なに?なんなの?家のカメラ問題もまだ解決できてないのに、実はGPSみたいなもんまで仕込まれてんの?
私はその場に座り、主任の後頭部を見下ろした。
「主任、本当に熱は大丈夫なんですか?ちょっと、おでこ触ってみていいですか?」
けっこうヒドイんではないだろうか。顔色もよくなかったし、呼吸も荒い。高熱のときって、それはそれはしんどくって身体が石になっちゃったんじゃないかって思うくらい重くって、あらゆる関節が軋み、暑いのに寒いという最悪の状態になるものだ。
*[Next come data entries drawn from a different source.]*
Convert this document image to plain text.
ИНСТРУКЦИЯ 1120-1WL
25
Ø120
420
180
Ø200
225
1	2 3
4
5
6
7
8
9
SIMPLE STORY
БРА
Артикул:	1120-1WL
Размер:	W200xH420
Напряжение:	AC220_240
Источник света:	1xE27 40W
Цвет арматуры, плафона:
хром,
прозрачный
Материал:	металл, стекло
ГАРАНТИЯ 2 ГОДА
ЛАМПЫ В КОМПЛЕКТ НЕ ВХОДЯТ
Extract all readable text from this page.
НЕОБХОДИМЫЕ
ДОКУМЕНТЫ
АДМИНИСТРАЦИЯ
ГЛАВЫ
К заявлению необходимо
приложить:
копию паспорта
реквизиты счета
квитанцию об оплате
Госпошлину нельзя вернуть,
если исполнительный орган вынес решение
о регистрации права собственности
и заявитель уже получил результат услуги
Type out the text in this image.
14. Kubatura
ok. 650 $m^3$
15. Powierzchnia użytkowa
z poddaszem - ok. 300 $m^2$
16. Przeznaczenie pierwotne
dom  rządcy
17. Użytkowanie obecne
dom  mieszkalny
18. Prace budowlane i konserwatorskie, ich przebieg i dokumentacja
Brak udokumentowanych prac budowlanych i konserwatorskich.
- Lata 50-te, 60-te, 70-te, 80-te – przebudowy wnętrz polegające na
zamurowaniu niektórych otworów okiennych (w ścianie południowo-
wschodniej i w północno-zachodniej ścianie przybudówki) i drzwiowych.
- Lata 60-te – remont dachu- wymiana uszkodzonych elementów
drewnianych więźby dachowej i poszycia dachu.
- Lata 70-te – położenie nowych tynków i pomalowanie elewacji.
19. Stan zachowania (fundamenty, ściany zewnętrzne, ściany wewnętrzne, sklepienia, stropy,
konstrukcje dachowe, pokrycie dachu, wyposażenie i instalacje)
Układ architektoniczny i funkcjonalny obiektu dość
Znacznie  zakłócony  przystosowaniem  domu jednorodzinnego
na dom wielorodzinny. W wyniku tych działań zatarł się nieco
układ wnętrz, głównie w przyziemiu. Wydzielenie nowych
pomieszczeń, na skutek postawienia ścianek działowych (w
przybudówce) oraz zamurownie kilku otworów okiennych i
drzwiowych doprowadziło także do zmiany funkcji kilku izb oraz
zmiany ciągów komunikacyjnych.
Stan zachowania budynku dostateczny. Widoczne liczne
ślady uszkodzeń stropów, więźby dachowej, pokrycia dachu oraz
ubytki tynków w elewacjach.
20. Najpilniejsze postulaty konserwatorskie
「めっそうもありません!このように汗ばんだ額に触れるなど!詩絵子様の小さき可愛らしい手が汚れます!」
地面に額をつけたまま、主任は叫ぶ。
「まあ、そんなに言うなら触らないですけど」
「!!さすが詩絵子様!実は密かに期待していた駄犬の下心など見破っておられたのですね!?」
「あんたが触るなって言うからでしょうがっ!」
しかし高熱の病人を、いつまでもこんなところで土下座させておくわけにはいかない。私は主任の腕を引っ張った。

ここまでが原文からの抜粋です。